The foreign ministers of the European Union on Monday approved a proposal to expand the bloc’s monitoring mission along the Armenia border with Azerbaijan, the EU’s foreign affairs chief Josep Borrell said in Brussels.
The decision was made during the EU’s Foreign Affairs Council session, which also discussed the normalization of relations between Armenia and Azerbaijan.
“The Council discussed how to strengthen cooperation with Armenia and support its democratically elected authorities, its resilience, its security and the continuation of reforms in the country,” Borrell said after the meeting.
“We decided to beef up our mission in Armenia with more servants and more patrols in the sensitive areas of the border. And we will explore possible support to Armenia under the European Peace Facility and an option for visa liberalization for Armenia,” Borrell added.
“We must be very vigilant about any attempts to destabilize the situation in Armenia, internally or externally,” said Borrell.
“Our message to Azerbaijan has been very clear: any violation of Armenia’s territorial integrity will be deemed unacceptable and will result in serious consequences for the quality of our relations,” Borrell emphasized.

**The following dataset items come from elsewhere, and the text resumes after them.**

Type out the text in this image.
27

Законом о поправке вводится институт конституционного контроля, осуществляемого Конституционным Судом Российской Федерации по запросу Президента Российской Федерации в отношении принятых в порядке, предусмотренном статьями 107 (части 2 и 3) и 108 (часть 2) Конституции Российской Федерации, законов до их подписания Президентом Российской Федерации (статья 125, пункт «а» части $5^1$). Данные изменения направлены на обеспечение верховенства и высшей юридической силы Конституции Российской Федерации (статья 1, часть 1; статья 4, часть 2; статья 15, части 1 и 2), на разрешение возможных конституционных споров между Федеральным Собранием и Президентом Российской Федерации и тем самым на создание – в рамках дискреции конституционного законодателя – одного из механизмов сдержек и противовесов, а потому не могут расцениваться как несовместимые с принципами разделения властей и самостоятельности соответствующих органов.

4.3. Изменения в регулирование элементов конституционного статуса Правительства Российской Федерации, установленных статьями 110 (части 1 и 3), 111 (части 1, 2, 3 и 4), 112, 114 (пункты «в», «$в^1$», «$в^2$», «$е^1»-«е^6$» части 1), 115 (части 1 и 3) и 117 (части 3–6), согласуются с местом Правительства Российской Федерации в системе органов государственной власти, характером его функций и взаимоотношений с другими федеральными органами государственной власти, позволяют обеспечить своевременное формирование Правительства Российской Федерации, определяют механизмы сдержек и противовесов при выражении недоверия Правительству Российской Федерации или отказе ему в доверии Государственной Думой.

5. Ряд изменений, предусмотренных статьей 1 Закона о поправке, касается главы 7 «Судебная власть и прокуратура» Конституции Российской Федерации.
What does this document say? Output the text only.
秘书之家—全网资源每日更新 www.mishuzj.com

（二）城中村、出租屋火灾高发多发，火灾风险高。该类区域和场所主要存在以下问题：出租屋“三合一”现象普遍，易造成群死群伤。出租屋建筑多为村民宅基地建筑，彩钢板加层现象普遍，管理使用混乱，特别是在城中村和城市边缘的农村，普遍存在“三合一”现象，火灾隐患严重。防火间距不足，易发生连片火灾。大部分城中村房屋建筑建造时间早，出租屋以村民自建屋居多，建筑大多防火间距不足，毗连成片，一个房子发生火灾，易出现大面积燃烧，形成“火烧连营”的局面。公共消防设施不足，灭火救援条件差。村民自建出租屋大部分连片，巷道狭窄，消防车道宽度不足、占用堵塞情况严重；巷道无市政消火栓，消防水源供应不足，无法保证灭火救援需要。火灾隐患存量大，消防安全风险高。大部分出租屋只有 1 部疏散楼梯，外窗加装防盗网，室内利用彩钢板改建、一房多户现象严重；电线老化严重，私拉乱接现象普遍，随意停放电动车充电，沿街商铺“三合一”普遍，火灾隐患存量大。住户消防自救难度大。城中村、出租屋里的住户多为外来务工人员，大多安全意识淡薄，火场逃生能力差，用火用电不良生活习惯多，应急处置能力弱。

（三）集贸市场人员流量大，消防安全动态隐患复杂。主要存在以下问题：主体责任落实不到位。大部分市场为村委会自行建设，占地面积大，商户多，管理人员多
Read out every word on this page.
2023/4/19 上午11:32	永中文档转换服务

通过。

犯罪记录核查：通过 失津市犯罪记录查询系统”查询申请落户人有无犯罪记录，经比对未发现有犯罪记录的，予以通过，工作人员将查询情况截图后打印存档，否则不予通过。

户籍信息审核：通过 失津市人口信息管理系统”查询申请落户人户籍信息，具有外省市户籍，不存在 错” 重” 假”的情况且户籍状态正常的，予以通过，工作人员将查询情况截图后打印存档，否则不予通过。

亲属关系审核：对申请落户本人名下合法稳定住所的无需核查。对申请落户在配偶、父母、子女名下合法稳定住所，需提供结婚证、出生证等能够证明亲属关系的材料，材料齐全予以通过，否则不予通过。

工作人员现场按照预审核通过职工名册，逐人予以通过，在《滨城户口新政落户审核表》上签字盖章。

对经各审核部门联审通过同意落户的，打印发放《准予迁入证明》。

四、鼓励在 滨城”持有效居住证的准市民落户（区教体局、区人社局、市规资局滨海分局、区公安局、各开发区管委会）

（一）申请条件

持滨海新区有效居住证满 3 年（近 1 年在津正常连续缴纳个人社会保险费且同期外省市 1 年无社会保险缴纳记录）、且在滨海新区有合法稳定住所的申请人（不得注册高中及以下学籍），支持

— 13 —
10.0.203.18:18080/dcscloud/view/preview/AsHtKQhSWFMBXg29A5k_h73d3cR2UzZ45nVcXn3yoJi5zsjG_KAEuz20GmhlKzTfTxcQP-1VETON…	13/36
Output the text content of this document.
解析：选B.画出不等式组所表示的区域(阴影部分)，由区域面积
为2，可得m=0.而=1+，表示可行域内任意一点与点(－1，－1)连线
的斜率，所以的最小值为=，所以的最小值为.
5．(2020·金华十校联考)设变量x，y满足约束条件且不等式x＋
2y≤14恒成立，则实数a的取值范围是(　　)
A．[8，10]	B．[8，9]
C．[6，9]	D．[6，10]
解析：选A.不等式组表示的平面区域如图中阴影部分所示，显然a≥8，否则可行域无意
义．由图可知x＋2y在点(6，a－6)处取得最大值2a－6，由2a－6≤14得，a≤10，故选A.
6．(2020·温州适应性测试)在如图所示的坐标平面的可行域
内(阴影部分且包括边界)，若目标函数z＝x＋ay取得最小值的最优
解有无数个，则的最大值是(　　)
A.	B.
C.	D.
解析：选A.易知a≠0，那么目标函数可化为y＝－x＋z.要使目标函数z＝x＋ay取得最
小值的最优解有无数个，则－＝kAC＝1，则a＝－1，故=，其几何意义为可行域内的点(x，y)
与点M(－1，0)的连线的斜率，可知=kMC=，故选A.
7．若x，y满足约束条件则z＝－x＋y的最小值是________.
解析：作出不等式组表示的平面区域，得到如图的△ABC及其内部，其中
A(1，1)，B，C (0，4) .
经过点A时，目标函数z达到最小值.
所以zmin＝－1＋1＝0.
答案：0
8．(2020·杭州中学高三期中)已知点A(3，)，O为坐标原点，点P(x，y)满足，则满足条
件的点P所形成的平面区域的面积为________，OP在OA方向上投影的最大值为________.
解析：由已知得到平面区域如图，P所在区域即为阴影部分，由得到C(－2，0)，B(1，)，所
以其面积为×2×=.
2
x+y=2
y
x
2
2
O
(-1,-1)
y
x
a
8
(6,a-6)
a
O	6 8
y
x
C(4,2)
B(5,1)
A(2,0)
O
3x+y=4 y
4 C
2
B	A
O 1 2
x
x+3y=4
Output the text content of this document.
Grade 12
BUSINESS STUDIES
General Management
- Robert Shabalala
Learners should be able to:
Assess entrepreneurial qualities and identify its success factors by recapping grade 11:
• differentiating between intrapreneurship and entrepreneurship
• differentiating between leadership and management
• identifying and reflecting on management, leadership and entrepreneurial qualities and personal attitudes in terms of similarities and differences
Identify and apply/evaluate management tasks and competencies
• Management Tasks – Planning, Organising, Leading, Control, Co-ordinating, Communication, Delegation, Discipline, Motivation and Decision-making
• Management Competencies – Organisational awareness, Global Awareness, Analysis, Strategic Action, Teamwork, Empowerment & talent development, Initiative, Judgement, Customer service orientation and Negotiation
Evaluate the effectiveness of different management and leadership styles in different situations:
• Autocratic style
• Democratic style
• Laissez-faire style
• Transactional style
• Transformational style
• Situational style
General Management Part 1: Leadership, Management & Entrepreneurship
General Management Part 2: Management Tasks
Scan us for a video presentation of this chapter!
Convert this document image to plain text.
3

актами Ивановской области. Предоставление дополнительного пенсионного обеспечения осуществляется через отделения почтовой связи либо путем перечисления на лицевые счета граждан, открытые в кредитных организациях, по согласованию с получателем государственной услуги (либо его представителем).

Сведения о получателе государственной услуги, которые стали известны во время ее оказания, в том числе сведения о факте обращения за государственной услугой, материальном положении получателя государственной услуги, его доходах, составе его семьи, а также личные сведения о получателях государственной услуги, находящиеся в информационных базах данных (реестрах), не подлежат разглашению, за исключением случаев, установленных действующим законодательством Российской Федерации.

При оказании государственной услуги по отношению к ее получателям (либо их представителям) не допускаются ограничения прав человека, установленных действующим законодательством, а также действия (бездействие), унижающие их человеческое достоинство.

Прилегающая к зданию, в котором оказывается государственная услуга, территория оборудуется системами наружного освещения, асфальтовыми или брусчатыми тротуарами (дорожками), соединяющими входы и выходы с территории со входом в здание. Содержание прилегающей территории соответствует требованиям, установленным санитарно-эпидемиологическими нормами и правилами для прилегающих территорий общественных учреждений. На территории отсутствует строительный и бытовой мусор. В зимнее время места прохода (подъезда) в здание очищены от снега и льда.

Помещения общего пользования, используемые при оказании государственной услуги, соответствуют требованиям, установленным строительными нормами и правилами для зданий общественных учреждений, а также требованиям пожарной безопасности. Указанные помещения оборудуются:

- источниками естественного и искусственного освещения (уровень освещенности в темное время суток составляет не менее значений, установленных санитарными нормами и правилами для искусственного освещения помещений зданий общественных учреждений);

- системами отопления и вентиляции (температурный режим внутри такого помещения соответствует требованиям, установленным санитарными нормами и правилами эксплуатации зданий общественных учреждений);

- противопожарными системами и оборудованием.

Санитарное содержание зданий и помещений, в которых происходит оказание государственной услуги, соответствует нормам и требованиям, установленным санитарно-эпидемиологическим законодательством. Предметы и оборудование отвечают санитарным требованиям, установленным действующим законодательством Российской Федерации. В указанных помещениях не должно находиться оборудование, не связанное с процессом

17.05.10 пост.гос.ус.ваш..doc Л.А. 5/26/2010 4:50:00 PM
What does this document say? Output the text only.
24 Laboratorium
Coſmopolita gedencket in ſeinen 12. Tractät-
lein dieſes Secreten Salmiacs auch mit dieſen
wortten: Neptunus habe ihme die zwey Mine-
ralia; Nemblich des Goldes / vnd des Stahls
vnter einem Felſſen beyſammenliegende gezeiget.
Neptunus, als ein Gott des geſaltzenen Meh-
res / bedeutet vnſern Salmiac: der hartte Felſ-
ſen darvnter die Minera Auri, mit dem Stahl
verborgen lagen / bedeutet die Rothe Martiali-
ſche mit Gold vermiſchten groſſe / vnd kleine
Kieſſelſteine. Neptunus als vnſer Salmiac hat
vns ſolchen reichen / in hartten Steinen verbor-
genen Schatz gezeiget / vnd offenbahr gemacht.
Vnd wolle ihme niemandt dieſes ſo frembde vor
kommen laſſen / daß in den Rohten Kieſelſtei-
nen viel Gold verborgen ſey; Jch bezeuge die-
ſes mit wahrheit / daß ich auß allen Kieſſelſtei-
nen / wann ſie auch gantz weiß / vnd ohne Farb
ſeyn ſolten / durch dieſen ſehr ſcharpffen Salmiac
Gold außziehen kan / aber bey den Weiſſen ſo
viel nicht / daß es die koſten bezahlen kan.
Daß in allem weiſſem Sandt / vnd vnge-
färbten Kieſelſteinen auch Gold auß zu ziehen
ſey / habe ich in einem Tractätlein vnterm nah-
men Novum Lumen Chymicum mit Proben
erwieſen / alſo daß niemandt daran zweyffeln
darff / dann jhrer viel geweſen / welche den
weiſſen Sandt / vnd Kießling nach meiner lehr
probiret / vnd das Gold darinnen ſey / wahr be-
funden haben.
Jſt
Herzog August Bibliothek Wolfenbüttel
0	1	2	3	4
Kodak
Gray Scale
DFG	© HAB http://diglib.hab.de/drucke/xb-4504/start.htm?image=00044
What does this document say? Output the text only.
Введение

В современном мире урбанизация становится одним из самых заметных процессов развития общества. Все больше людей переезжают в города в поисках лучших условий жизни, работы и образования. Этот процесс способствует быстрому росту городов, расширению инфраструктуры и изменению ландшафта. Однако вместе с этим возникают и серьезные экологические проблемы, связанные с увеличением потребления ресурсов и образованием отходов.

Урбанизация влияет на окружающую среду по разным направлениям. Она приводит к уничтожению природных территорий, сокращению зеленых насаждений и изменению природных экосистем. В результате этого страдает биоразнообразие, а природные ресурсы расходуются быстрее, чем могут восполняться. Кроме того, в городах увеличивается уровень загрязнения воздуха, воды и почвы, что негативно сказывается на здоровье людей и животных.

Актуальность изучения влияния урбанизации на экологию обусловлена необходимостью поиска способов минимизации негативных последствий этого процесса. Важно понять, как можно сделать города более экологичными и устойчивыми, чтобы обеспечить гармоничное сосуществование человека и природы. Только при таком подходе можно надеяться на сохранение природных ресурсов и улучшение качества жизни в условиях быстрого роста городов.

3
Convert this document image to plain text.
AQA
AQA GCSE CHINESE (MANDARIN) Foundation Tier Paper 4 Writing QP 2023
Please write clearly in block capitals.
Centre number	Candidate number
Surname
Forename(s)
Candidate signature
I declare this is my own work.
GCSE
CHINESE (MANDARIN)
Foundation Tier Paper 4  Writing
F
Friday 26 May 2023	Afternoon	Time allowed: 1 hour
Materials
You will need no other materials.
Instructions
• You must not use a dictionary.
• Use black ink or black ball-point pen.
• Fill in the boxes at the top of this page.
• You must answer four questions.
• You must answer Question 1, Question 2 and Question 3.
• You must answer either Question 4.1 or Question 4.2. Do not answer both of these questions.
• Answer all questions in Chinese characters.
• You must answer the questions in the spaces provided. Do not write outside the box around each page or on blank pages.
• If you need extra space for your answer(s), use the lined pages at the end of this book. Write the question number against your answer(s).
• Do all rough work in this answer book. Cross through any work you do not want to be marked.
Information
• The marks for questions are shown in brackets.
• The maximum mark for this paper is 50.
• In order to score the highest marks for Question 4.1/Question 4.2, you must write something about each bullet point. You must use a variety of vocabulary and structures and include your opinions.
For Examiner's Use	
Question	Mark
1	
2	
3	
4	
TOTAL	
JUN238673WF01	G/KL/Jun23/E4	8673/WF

“We call for the resumption of negotiations between Armenia and Azerbaijan within the framework of the work done by the President of the European Council, because we need it. It is possible to sign a peace agreement and we are committed to maintain our role as mediators,” said Borrell.
The EU deployed its monitoring mission to Armenia last year. Last month Canada joined the mission as the only non-EU country. European leaders have said the expansion of the mission will allow all 27 EU member states to participate.
The foreign ministers’ decision will be submitted to the European Council, which will discuss the measure and propose the parameters of its implementation.